A fourth and little-discussed technology, concentrated solar power, where mirrors are used to concentrate the sun’s rays on a liquid to super-heat it to produce electricity, has also entered the mainstream. It is particularly attractive in hot countries with plenty of sunshine, where solar panels perform less well because of the heat. Concentrated solar power heats molten salt reservoirs which stay hot overnight, producing power until the sun comes up the next day and begins the heating cycle again. The cost of this technology has halved to competitive levels against coal, gas, and oil in the last 10 years, making it an attractive option in the deserts of North Africa and the Middle East.

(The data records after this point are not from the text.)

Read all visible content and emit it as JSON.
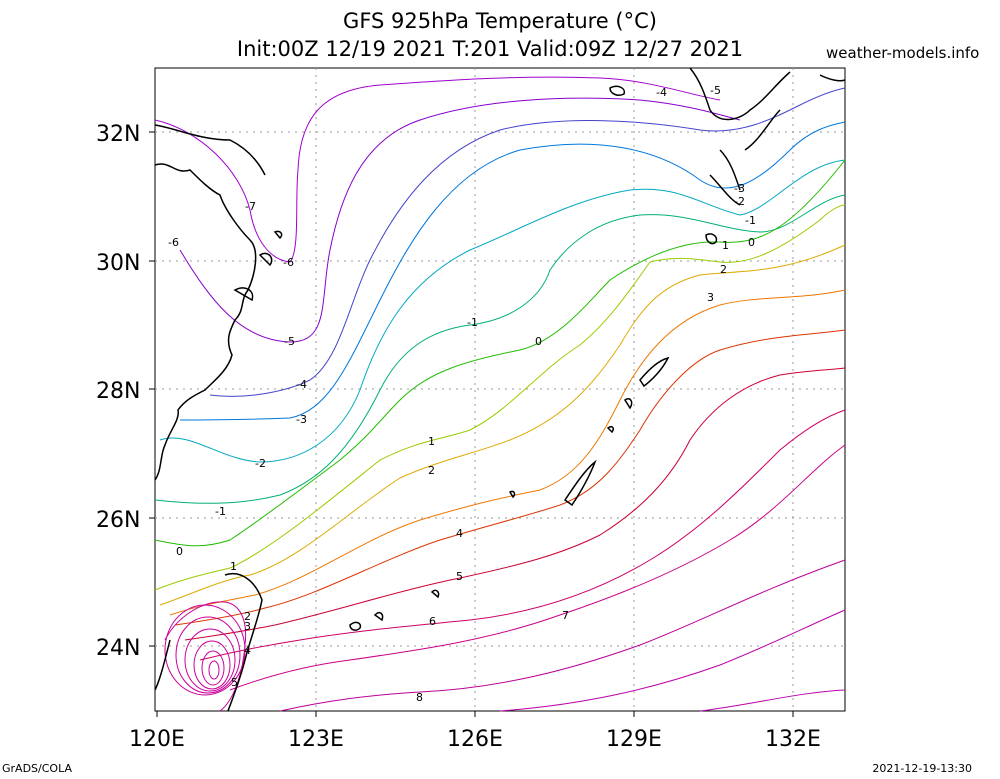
{
  "title_line1": "GFS 925hPa Temperature (°C)",
  "title_line2": "Init:00Z 12/19 2021 T:201 Valid:09Z 12/27 2021",
  "site": "weather-models.info",
  "footer_left": "GrADS/COLA",
  "footer_right": "2021-12-19-13:30",
  "lat_ticks": [
    "32N",
    "30N",
    "28N",
    "26N",
    "24N"
  ],
  "lon_ticks": [
    "120E",
    "123E",
    "126E",
    "129E",
    "132E"
  ],
  "contour_labels": [
    {
      "text": "-7",
      "color": "#9900cc"
    },
    {
      "text": "-6",
      "color": "#9900cc"
    },
    {
      "text": "-6",
      "color": "#9900cc"
    },
    {
      "text": "-5",
      "color": "#7a00cc"
    },
    {
      "text": "-5",
      "color": "#7a00cc"
    },
    {
      "text": "-4",
      "color": "#3333cc"
    },
    {
      "text": "-4",
      "color": "#3333cc"
    },
    {
      "text": "-3",
      "color": "#0066dd"
    },
    {
      "text": "-3",
      "color": "#0066dd"
    },
    {
      "text": "-2",
      "color": "#00a0c0"
    },
    {
      "text": "-2",
      "color": "#00a0c0"
    },
    {
      "text": "-1",
      "color": "#00b070"
    },
    {
      "text": "-1",
      "color": "#00b070"
    },
    {
      "text": "-1",
      "color": "#00b070"
    },
    {
      "text": "0",
      "color": "#22bb00"
    },
    {
      "text": "0",
      "color": "#22bb00"
    },
    {
      "text": "0",
      "color": "#22bb00"
    },
    {
      "text": "1",
      "color": "#99cc00"
    },
    {
      "text": "1",
      "color": "#99cc00"
    },
    {
      "text": "1",
      "color": "#99cc00"
    },
    {
      "text": "2",
      "color": "#ddaa00"
    },
    {
      "text": "2",
      "color": "#ddaa00"
    },
    {
      "text": "2",
      "color": "#ddaa00"
    },
    {
      "text": "3",
      "color": "#ee7700"
    },
    {
      "text": "3",
      "color": "#ee7700"
    },
    {
      "text": "4",
      "color": "#dd3300"
    },
    {
      "text": "4",
      "color": "#dd3300"
    },
    {
      "text": "5",
      "color": "#cc0033"
    },
    {
      "text": "5",
      "color": "#cc0033"
    },
    {
      "text": "6",
      "color": "#cc0066"
    },
    {
      "text": "7",
      "color": "#cc0088"
    },
    {
      "text": "8",
      "color": "#bb0099"
    }
  ],
  "colors": {
    "frame": "#000000",
    "grid": "#999999",
    "coast": "#000000"
  }
}
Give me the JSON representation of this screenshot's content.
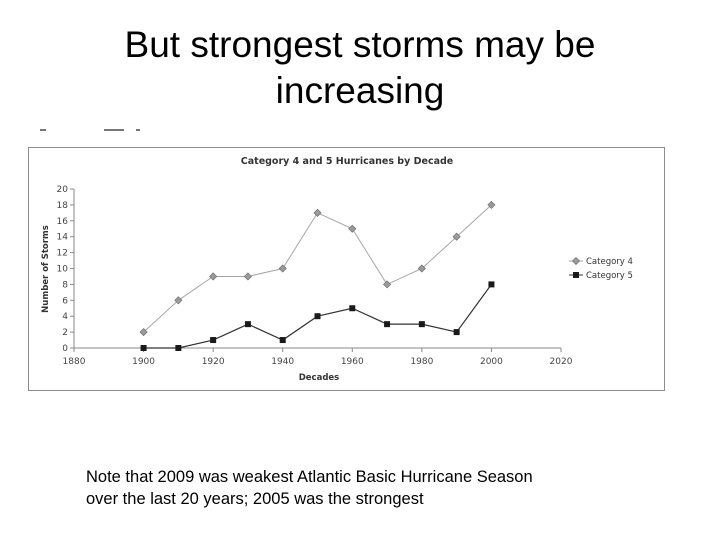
{
  "slide": {
    "title_line1": "But strongest storms may be",
    "title_line2": "increasing",
    "note_line1": "Note that 2009 was weakest Atlantic Basic Hurricane Season",
    "note_line2": "over the last 20 years; 2005 was the strongest"
  },
  "chart_data": {
    "type": "line",
    "title": "Category 4 and 5 Hurricanes by Decade",
    "xlabel": "Decades",
    "ylabel": "Number of Storms",
    "xlim": [
      1880,
      2020
    ],
    "ylim": [
      0,
      20
    ],
    "xticks": [
      1880,
      1900,
      1920,
      1940,
      1960,
      1980,
      2000,
      2020
    ],
    "yticks": [
      0,
      2,
      4,
      6,
      8,
      10,
      12,
      14,
      16,
      18,
      20
    ],
    "x": [
      1900,
      1910,
      1920,
      1930,
      1940,
      1950,
      1960,
      1970,
      1980,
      1990,
      2000
    ],
    "series": [
      {
        "name": "Category 4",
        "marker": "diamond",
        "color": "#9a9a9a",
        "values": [
          2,
          6,
          9,
          9,
          10,
          17,
          15,
          8,
          10,
          14,
          18
        ]
      },
      {
        "name": "Category 5",
        "marker": "square",
        "color": "#1a1a1a",
        "values": [
          0,
          0,
          1,
          3,
          1,
          4,
          5,
          3,
          3,
          2,
          8
        ]
      }
    ],
    "legend": "right",
    "grid": false
  }
}
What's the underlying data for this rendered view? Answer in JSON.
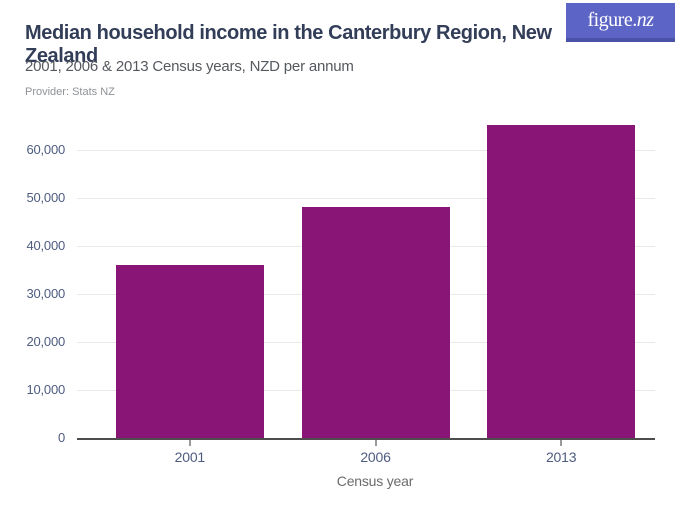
{
  "logo": {
    "text": "figure.nz",
    "text_regular": "figure.",
    "text_italic": "nz",
    "bg_color": "#5c64c5",
    "border_color": "#4a51a8",
    "text_color": "#ffffff"
  },
  "header": {
    "title": "Median household income in the Canterbury Region, New Zealand",
    "subtitle": "2001, 2006 & 2013 Census years, NZD per annum",
    "provider": "Provider: Stats NZ"
  },
  "chart_data": {
    "type": "bar",
    "title": "Median household income in the Canterbury Region, New Zealand",
    "subtitle": "2001, 2006 & 2013 Census years, NZD per annum",
    "provider": "Stats NZ",
    "categories": [
      "2001",
      "2006",
      "2013"
    ],
    "values": [
      36000,
      48200,
      65300
    ],
    "xlabel": "Census year",
    "ylabel": "",
    "ylim": [
      0,
      65500
    ],
    "ytick_interval": 10000,
    "ytick_labels": [
      "0",
      "10,000",
      "20,000",
      "30,000",
      "40,000",
      "50,000",
      "60,000"
    ],
    "grid": true,
    "legend": false,
    "bar_color": "#891677",
    "axis_label_color": "#4e5c80",
    "xaxis_title_color": "#6b6b6b",
    "gridline_color": "#e9e9e9",
    "baseline_color": "#4d4d4d"
  }
}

There is very encouraging news, too, on the battery front. The cost of electric vehicle batteries has seen as dramatic a fall as solar panels, at 85% over the 2010s. In many circumstances, this makes using it for transport competitive with petrol and diesel-driven vehicles, the IPCC says, although infrastructure to serve a network of electric vehicles is lacking in many countries. More recent reporting shows electric vehicles less expensive to own and operate than internal combustion.
Large scale batteries are also competitive for stationary energy storage, on the strength of a 90% price drop in a decade.
Yet all this is still not enough on its own to take the world down to 1.5°C, the IPCC says. Other established energy producers like hydropower, bioenergy, and plant efficiencies are needed, as well as managing demands for heating and cooling.
Newer technologies—next-generation biofuels, “green” hydrogen produced from electrolysis, synthetic fuels, and carbon-neutral ammonia—would substantially improve the economics of net-zero energy systems by balancing out supply, the IPCC concludes. Carbon capture and storage is still in its infancy in the electricity system, with only two systems fitted to fossil fuel power stations.
The report is largely neutral on nuclear power, much favoured by some politicians, but as the report outlines not liked much by the public. It says nuclear generation can deliver low-carbon energy at scale, but doing so will require improvements in managing construction of reactor designs that claim potential for lower costs and wider use. Nuclear continues to be affected by cost overuns, high up-front investment needs, challenges with final disposal of radioactive waste, and varying public acceptance and political support.
Scientists are also skeptical about the new nuclear kid on the block, the small modular reactors much favoured by the United States, Canada, the United Kingdom, and France. The report says they are expected to have lower total investment costs, but costs per unit of the generation might be higher than conventional large reactors—and therefore far higher than more affordable solar and wind.